Monday, October 24, 2011


The origin of the Jack-o-lantern is debated over, and there are many legends and stories on how the Jack-o-lantern first came to be. I am going to share the most believed stories on how the Jack-o-lantern originated.
First I am going to tell you the one that I believe the most. Halloween/Samhain is the time where the veil between the living and the dead is at it's thinnest, and that gives spirits the opportunity to walk the earth (visit families etc.). Anyway, the Jack-o-lantern custom originated from the lighting of candles for the dead to follow as they walked the earth. These candles were placed in hallowed out gourds and put on the ground to light the way. 
 Another story comes from an Irish Myth about a man named 'Stingy Jack'.
Stingy Jack and the Devil enter a pub to have a drink. Jack convinces the Devil to turn himself into a coin to pay for the drinks. But instead of using the coin, Jack slipped it into his pocket and next to a silver cross. The cross prevented the Devil from changing back into his original form. But Jack eventually freed the Devil, under the condition that he would not bother Jack for one year. And if Jack should die during that year, the Devil would not claim his soul. And the Devil agreed to these terms.

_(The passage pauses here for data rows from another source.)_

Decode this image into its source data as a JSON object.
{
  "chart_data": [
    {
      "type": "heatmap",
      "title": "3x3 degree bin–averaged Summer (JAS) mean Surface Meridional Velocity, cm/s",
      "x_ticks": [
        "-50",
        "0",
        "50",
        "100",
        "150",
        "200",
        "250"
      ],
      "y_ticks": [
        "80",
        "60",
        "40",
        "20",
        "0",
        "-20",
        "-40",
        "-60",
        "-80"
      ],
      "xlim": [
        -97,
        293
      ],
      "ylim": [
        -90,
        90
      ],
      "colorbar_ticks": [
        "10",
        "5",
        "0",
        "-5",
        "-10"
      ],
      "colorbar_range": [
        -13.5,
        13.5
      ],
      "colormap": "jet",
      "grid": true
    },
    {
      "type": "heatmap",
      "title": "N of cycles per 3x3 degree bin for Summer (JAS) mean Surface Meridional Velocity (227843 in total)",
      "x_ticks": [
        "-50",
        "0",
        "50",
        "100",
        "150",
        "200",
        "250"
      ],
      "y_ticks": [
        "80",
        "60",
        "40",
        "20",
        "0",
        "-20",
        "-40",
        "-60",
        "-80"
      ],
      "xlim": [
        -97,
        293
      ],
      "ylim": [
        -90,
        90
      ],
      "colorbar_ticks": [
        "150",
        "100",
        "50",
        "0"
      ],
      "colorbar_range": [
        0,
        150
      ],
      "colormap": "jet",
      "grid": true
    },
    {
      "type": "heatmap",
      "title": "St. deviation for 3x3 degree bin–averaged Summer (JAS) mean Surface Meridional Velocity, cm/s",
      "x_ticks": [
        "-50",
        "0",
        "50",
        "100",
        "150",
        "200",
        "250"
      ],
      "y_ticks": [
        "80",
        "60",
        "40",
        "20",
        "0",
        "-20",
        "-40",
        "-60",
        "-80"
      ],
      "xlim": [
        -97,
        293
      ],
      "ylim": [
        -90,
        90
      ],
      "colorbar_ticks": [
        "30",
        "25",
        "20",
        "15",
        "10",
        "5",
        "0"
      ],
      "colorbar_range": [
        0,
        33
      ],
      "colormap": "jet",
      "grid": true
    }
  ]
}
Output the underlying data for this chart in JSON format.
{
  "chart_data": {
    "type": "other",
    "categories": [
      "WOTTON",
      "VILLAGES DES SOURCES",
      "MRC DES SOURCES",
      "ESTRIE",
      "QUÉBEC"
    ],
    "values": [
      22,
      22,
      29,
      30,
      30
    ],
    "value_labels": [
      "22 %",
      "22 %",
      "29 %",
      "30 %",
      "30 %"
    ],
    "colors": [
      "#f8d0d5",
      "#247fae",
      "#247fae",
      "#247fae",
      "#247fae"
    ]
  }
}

Jack again tricked the Devil. This time, the Devil climbed into a tree to pick a piece of fruit. While he was up in the tree, Jack carved a sign of the cross into the tree's bark so that the Devil could not come down. Once again, Jacked struck a bargain with the Devil. He would free the Devil from the tree if he promised not to bother Jack for ten more years. And if Jack died during those years, the Devil would not claim his soul. And the Devil again agreed to these terms.

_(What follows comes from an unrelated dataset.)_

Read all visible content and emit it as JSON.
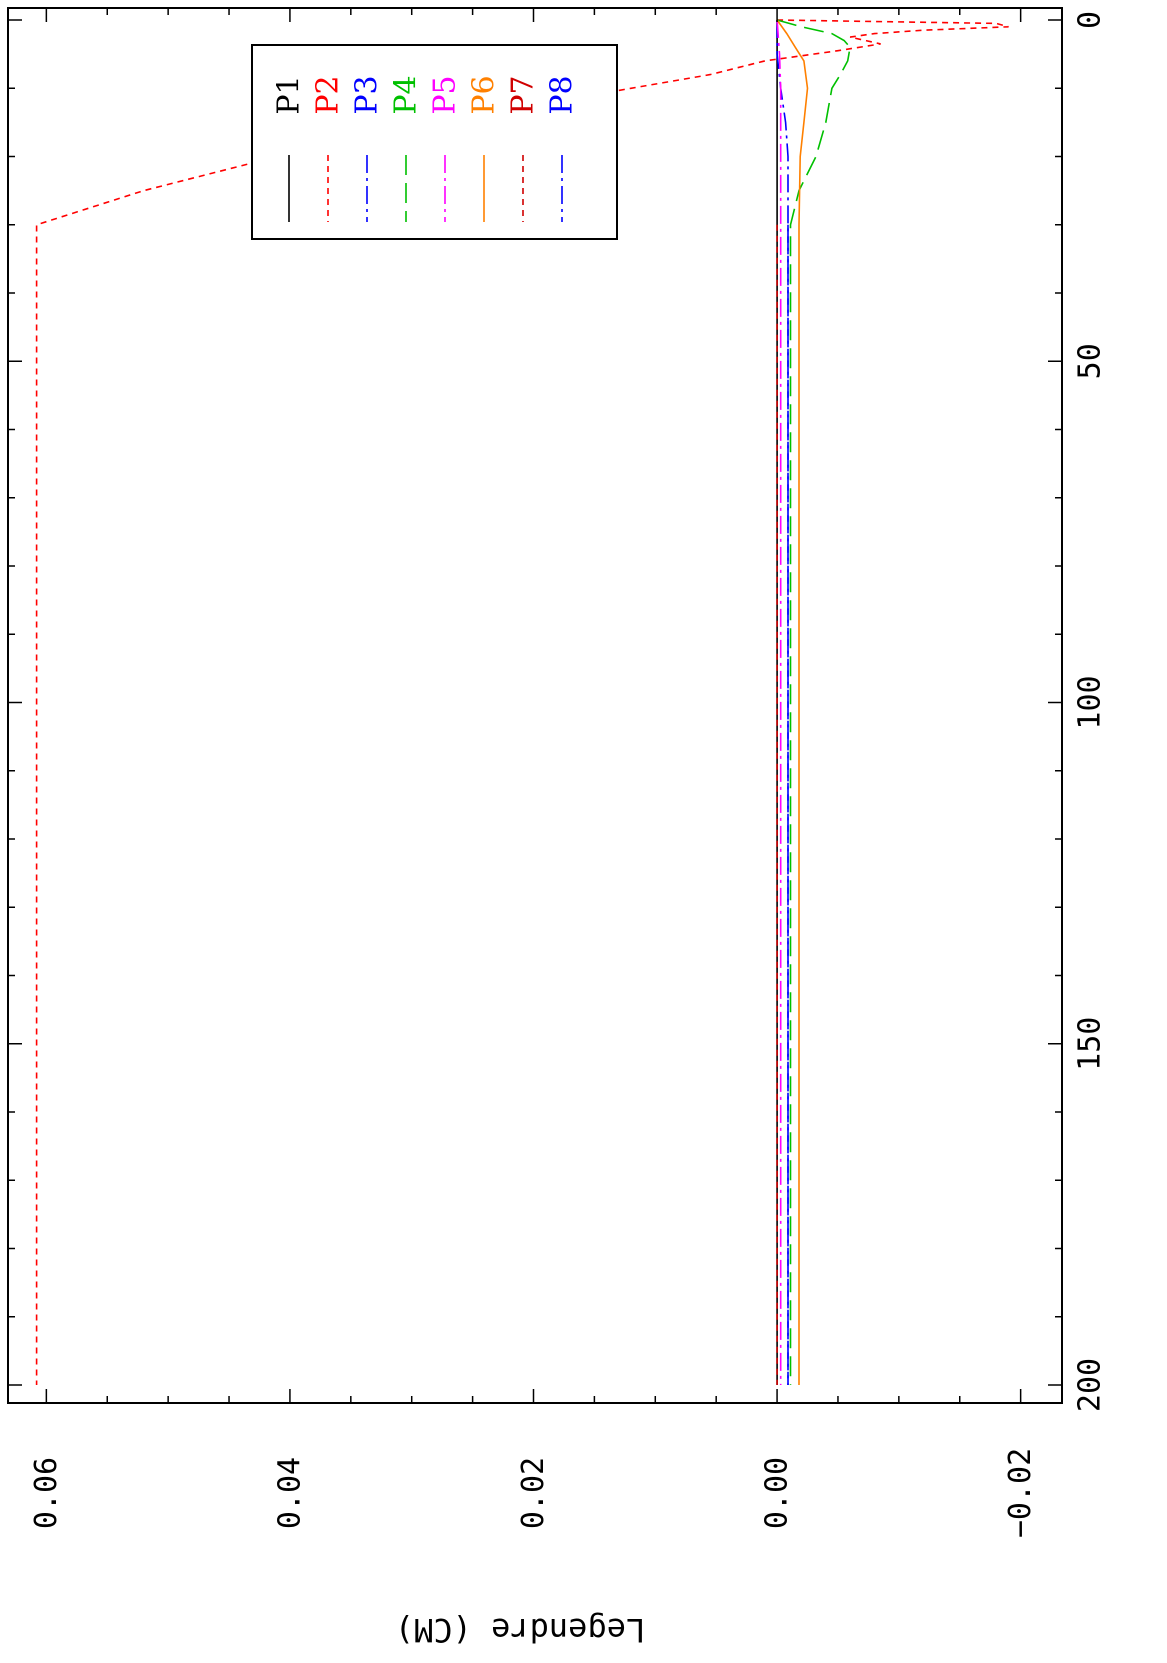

Not long after this, Jack did indeed died. But because of his trickery, God would not allow him into heaven. In keeping his word not to take his soul, the Devil also would not allow Jack into hell. Instead, the Devil sent Jack out into the darkness of the world between worlds with nothing but a burning piece of coal. Jack placed the coal into a carved out turnip and has been roaming the Earth ever since. The Irish began to refer to Jack's ghostly figure as "Jack of the Lantern," and then, simply as "Jack O'Lantern."
The Irish and Scottish people began making lanterns by carving scary faces into turnips or potatoes and placing them into windows or near doors to frighten away the wandering evil spirits. In England, large beets were used. Immigrants from these countries brought the tradition to America where they found the pumpkin, a fruit native to America, that made the perfect jack o'lanterns. 

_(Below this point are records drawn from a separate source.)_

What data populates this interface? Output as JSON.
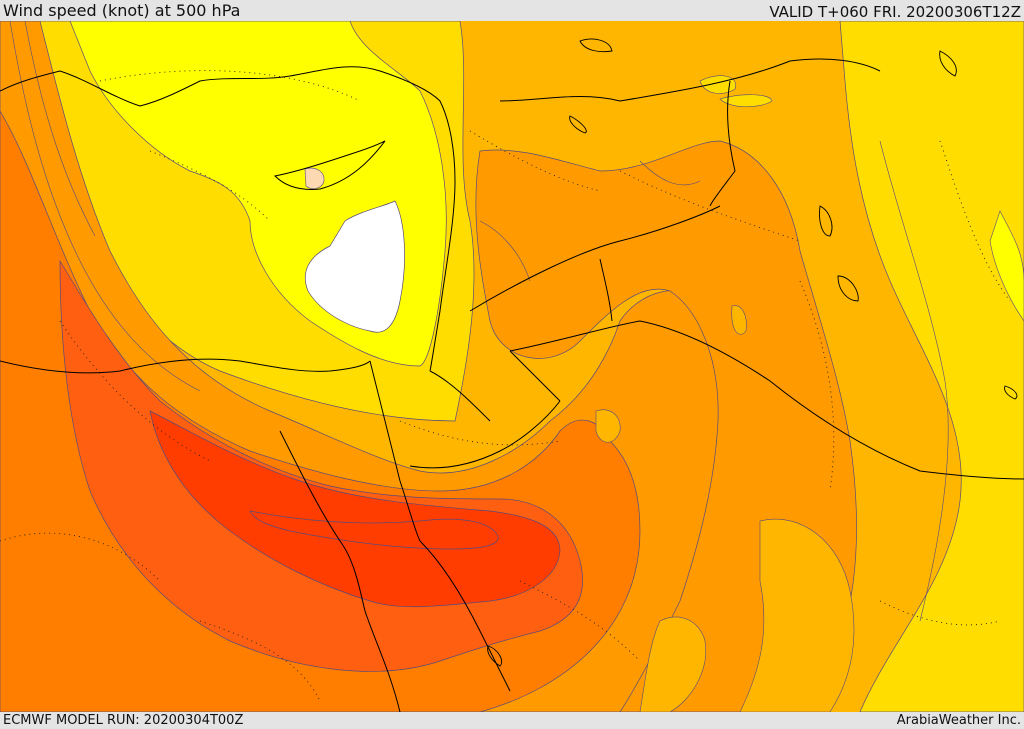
{
  "header": {
    "title": "Wind speed (knot) at 500 hPa",
    "valid_time": "VALID T+060 FRI. 20200306T12Z"
  },
  "footer": {
    "model_run": "ECMWF MODEL RUN: 20200304T00Z",
    "credit": "ArabiaWeather Inc."
  },
  "legend_colors": {
    "lowest": "#ffffff",
    "very_low": "#fcd9b0",
    "low": "#ffff00",
    "moderate": "#ffdd00",
    "moderate_high": "#ffb600",
    "high": "#ff9b00",
    "very_high": "#ff7e00",
    "strong": "#ff5f10",
    "strongest": "#ff3d00",
    "contour_line": "#5a4a7a",
    "border_line": "#000000"
  }
}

 Pretty cute story, but it doesn't give us the history of the Jack-o-lantern. Oh well, besides the history, carving pumpkins ia one of my favorite traditions. The past few years I carved cats into the pumpkins, but this year I wanted to do something a bit different.
First I hollowed out my pumpkin.
I drew the face I wanted to carve, and started to carve it out.
I did the same with a little gourd. I call them baby pumpkins.
And here it is, my big pumpkin is eating my little pumpkin.
Oh No!!!
My fiance carved a cat.
And a little lantern
Jack-o-lanterns on the front stairs.


  1. *Finishes reading* LOOOOOVED that blog! That was a great one! X-D Liked all the detailed stories. ^_^ And great pics!

  2. Yay!!! Thank you soooo much! I'm glad I am able to write blogs that are both informative and entertaining. :) That's my goal.